Menderes’i ezan için astılar
Ezanın aslına döndürülüşünün yıldönümünde, o günlerin şahidi Yusuf Okumuş ile konuştuk…
Röportaj: Nurettin Huyut-RisaleHaber
Yusuf Okumuş (Hoca) 1926 da Rize’nin Çayeli ilçesi Yenice Köyünde doğdu. 1950’den sonra Bediüzzaman’ı ziyaret etmiş bir insan… Ömrü cami kürsülerinde ve cenazelerde insanlara nasihat ederek; özellikle de camilerde çocuklara Kur’an öğreterek geçmiş. Yusuf Okumuş’la tek parti döneminde ezanın Türkçe okunduğu ve daha sonra aslına döndürüldüğü yılları konuştuk.
Bize ezanın aslına döndüğü günleri anlatır mısınız?
Ben ezanın aslına uygun okunduğu günlerde köyde idim. Ezanın aslına uygun okunabileceği haberini gazetelerden ve o günün şartlarında radyodan duymuştuk.
Daha önce “tanrı uludur, tanrı uludur” diye okunuyordu. Bu kelimeler “Allah’u ekber, Allah’u ekber” kelimelerinin yerini tutmuyor. Çünkü, Allah’u ekber demek, “Allah, kainatta büyük bildiğiniz her şeyden daha büyük demektir”. Oysa Tanrı Uludur kelimesinde bu mana yoktur. Okunurken millet hep dalga geçiyordu. Allahuekber’in yerini hiçbir zaman tutmamıştı. O nedenle çok iyi oldu.
Hem bir kısım insanlar ezanı Türkçe okumak istememişti. Bu yüzden okumayanlar hapse atılmışlardı. Bir kısmı da korkusundan okuyordu. Bu yanlışın düzeltilmesi ile herkes sevindi ve adeta bayram etti.
Birçok yerde mevlitler okutuldu. Bu işi sağ olsun Demokratlar döneminde Menderes başardı. Bize bayramı yaşattı ama onun da başını yedi.
Ezanın aslına döndürülmesi mi başını yedi?
Evet, O’na “neden bunu aslına çevirdin?” diye hesap sordular.
O dönemde başka ne gibi yasaklar vardı?
1926 da harf devrimi yapıldığında Kur’an okunması yasak edildi. Ben köyümüzde medresede okuyordum. İki jandarma ile bir başçavuş geldi. Kur’anlarımızı alıp yaktılar. Hocamıza kelepçe vurup götürdüler. O acı günleri maalesef yaşadık. Hiç unutamıyorum. O günlerde bu anlamda çok yanlışlar yapıldı. Bir noktada o gün ekilen tohumların neticesi olarak bu günkü terör olayları başımıza bela oldu.
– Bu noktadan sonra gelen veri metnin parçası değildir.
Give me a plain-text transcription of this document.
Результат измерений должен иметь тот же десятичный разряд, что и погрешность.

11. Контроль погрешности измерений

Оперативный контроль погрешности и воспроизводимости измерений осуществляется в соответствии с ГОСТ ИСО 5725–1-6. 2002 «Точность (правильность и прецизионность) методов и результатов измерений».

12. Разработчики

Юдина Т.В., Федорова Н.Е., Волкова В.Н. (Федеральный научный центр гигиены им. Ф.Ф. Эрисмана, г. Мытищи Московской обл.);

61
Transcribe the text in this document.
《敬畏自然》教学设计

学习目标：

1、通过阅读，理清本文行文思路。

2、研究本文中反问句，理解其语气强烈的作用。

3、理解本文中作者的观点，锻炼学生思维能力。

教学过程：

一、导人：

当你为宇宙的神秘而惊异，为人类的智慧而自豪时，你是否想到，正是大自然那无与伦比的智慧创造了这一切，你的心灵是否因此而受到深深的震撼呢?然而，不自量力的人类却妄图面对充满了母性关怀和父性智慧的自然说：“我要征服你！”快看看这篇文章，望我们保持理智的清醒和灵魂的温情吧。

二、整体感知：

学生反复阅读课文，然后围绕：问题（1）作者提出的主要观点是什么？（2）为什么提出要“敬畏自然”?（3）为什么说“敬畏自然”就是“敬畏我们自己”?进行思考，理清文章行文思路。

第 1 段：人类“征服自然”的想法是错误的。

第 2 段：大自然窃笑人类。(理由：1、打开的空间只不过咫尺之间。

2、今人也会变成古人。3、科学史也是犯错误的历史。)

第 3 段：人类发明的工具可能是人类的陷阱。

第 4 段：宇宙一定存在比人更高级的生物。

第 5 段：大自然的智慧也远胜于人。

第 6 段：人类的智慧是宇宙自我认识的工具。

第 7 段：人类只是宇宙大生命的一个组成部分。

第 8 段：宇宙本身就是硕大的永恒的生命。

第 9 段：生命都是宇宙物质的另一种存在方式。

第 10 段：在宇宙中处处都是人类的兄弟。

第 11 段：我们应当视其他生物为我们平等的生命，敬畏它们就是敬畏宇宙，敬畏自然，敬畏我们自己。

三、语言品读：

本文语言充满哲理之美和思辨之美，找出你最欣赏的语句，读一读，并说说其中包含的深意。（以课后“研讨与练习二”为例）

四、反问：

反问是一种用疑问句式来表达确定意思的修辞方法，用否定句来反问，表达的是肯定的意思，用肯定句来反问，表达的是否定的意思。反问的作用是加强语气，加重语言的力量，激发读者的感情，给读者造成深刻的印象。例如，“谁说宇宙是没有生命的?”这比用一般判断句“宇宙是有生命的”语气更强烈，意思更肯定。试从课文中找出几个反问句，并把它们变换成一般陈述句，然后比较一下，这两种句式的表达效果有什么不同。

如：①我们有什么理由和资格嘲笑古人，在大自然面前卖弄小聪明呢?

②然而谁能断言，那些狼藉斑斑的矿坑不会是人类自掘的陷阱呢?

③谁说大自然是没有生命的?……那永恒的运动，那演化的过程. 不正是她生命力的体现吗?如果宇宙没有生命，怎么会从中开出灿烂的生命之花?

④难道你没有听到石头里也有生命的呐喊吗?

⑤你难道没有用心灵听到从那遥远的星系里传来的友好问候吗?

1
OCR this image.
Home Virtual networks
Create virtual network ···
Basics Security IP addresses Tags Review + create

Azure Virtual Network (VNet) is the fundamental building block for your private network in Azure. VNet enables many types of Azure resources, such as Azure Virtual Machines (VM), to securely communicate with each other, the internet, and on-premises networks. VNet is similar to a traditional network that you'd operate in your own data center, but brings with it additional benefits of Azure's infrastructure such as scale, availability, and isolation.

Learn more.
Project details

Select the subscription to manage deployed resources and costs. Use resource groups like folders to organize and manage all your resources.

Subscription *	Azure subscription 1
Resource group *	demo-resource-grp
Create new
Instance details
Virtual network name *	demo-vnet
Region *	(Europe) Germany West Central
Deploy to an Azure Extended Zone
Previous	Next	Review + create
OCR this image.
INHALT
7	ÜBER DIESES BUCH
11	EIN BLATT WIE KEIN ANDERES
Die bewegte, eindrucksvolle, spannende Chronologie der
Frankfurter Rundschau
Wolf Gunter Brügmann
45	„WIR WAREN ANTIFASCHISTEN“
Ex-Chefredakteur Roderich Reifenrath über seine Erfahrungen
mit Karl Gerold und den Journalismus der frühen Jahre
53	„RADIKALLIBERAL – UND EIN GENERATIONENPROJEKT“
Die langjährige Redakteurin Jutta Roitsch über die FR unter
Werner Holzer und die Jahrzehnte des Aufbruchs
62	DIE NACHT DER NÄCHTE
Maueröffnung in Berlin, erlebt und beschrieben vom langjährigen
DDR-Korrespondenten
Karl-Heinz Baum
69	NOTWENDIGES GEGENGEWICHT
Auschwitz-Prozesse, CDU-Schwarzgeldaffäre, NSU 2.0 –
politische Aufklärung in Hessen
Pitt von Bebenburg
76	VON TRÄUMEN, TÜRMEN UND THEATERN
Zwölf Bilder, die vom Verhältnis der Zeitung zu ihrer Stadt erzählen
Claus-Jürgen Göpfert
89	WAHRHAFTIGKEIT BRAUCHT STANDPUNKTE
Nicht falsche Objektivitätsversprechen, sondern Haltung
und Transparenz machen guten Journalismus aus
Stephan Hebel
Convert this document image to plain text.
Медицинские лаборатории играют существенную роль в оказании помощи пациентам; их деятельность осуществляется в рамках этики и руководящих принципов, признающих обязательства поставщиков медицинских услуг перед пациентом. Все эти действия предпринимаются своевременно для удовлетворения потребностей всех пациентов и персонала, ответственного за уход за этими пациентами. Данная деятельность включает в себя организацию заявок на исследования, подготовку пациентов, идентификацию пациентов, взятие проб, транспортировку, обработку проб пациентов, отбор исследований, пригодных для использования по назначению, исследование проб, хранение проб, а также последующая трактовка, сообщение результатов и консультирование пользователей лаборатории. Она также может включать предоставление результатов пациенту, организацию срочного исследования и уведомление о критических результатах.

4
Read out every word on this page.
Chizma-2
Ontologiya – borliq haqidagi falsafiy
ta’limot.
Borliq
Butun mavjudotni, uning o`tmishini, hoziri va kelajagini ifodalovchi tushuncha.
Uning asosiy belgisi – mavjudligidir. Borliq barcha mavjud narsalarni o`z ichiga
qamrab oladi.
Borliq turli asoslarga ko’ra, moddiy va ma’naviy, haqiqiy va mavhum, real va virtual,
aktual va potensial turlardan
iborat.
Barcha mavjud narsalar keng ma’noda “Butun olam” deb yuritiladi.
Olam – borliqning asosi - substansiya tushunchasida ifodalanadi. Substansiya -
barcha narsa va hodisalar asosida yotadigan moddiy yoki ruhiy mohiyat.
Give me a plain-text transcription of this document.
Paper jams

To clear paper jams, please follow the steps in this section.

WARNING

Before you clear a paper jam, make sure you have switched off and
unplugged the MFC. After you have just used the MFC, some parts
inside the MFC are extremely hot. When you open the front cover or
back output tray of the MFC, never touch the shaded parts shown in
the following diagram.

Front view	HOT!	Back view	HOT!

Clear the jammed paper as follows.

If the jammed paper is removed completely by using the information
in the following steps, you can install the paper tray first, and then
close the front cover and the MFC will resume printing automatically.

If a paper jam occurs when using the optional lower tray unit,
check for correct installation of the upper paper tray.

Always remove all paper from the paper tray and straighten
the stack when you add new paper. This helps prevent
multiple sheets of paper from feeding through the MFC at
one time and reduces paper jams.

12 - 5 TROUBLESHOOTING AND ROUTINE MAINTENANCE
Genel olarak meydana gelen gelişmelerden umutlu musunuz?
Evet umutluyuz. Büyük fütuhat var. “Her gecenin bir neharı, her kışın bir baharı var” kaidesince o günler geride kaldı artık baharı yaşıyoruz. Bugün artık her yerde Kur’an dersleri ve okumaları fevkalade bir coşku ile devam ediyor. Ümitvarız…
Bediüzzaman Hazretlerinin de dediği gibi “Şu istikbal inkılabı içerisinde en yüksek gür seda İslam’ın sedası olacaktır” İnşallah.